ECLI:NL:RBDHA:2024:13335
Rechtbank Den Haag
- Eerste aanleg - enkelvoudig
- Rechtspraak.nl
Verantwoordelijkheid van Kroatië voor asielaanvraag en interstatelijk vertrouwensbeginsel
In deze zaak heeft de Rechtbank Den Haag op 17 juni 2024 uitspraak gedaan in een asielzaak waarbij de eiser, vertegenwoordigd door mr. I. Wudka, in beroep ging tegen een besluit van de staatssecretaris van Justitie en Veiligheid. De staatssecretaris had de aanvraag van de eiser tot het verlenen van een verblijfsvergunning asiel voor bepaalde tijd niet in behandeling genomen, omdat Kroatië verantwoordelijk werd geacht voor de behandeling van de aanvraag. De rechtbank heeft de zaak behandeld op 28 mei 2024, waarbij de eiser zijn bezwaren tegen het bestreden besluit uiteenzette.

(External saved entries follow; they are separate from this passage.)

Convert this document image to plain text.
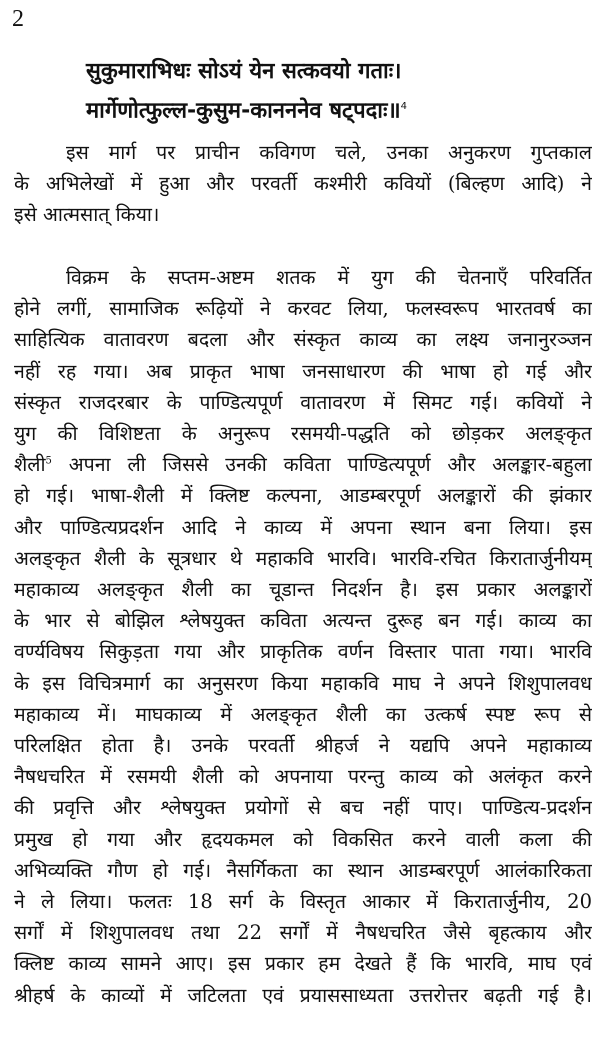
2
सुकुमाराभिधः सोऽयं येन सत्कवयो गताः।
मार्गेणोत्फुल्ल-कुसुम-कानननेव षट्पदाः॥$^4$
इस मार्ग पर प्राचीन कविगण चले, उनका अनुकरण गुप्तकाल
के अभिलेखों में हुआ और परवर्ती कश्मीरी कवियों (बिल्हण आदि) ने
इसे आत्मसात् किया।
विक्रम के सप्तम-अष्टम शतक में युग की चेतनाएँ परिवर्तित
होने लगीं, सामाजिक रूढ़ियों ने करवट लिया, फलस्वरूप भारतवर्ष का
साहित्यिक वातावरण बदला और संस्कृत काव्य का लक्ष्य जनानुरञ्जन
नहीं रह गया। अब प्राकृत भाषा जनसाधारण की भाषा हो गई और
संस्कृत राजदरबार के पाण्डित्यपूर्ण वातावरण में सिमट गई। कवियों ने
युग की विशिष्टता के अनुरूप रसमयी-पद्धति को छोड़कर अलङ्कृत
शैली$^5$ अपना ली जिससे उनकी कविता पाण्डित्यपूर्ण और अलङ्कार-बहुला
हो गई। भाषा-शैली में क्लिष्ट कल्पना, आडम्बरपूर्ण अलङ्कारों की झंकार
और पाण्डित्यप्रदर्शन आदि ने काव्य में अपना स्थान बना लिया। इस
अलङ्कृत शैली के सूत्रधार थे महाकवि भारवि। भारवि-रचित किरातार्जुनीयम्
महाकाव्य अलङ्कृत शैली का चूडान्त निदर्शन है। इस प्रकार अलङ्कारों
के भार से बोझिल श्लेषयुक्त कविता अत्यन्त दुरूह बन गई। काव्य का
वर्ण्यविषय सिकुड़ता गया और प्राकृतिक वर्णन विस्तार पाता गया। भारवि
के इस विचित्रमार्ग का अनुसरण किया महाकवि माघ ने अपने शिशुपालवध
महाकाव्य में। माघकाव्य में अलङ्कृत शैली का उत्कर्ष स्पष्ट रूप से
परिलक्षित होता है। उनके परवर्ती श्रीहर्ज ने यद्यपि अपने महाकाव्य
नैषधचरित में रसमयी शैली को अपनाया परन्तु काव्य को अलंकृत करने
की प्रवृत्ति और श्लेषयुक्त प्रयोगों से बच नहीं पाए। पाण्डित्य-प्रदर्शन
प्रमुख हो गया और हृदयकमल को विकसित करने वाली कला की
अभिव्यक्ति गौण हो गई। नैसर्गिकता का स्थान आडम्बरपूर्ण आलंकारिकता
ने ले लिया। फलतः 18 सर्ग के विस्तृत आकार में किरातार्जुनीय, 20
सर्गों में शिशुपालवध तथा 22 सर्गों में नैषधचरित जैसे बृहत्काय और
क्लिष्ट काव्य सामने आए। इस प्रकार हम देखते हैं कि भारवि, माघ एवं
श्रीहर्ष के काव्यों में जटिलता एवं प्रयाससाध्यता उत्तरोत्तर बढ़ती गई है।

De rechtbank overwoog dat de staatssecretaris zich op het interstatelijk vertrouwensbeginsel mocht beroepen, wat inhoudt dat men ervan uitgaat dat andere EU-lidstaten hun internationale verplichtingen nakomen. De rechtbank heeft vastgesteld dat er geen concrete aanwijzingen waren dat de eiser bij overdracht aan Kroatië een reëel risico zou lopen op een behandeling in strijd met artikel 4 van het Handvest van de grondrechten van de Europese Unie en artikel 3 van het EVRM. De rechtbank heeft ook verwezen naar eerdere uitspraken van de Afdeling bestuursrechtspraak van de Raad van State die het interstatelijk vertrouwensbeginsel bevestigden. Uiteindelijk heeft de rechtbank het beroep van de eiser ongegrond verklaard, wat betekent dat de eiser aan Kroatië kan worden overgedragen voor de behandeling van zijn asielaanvraag.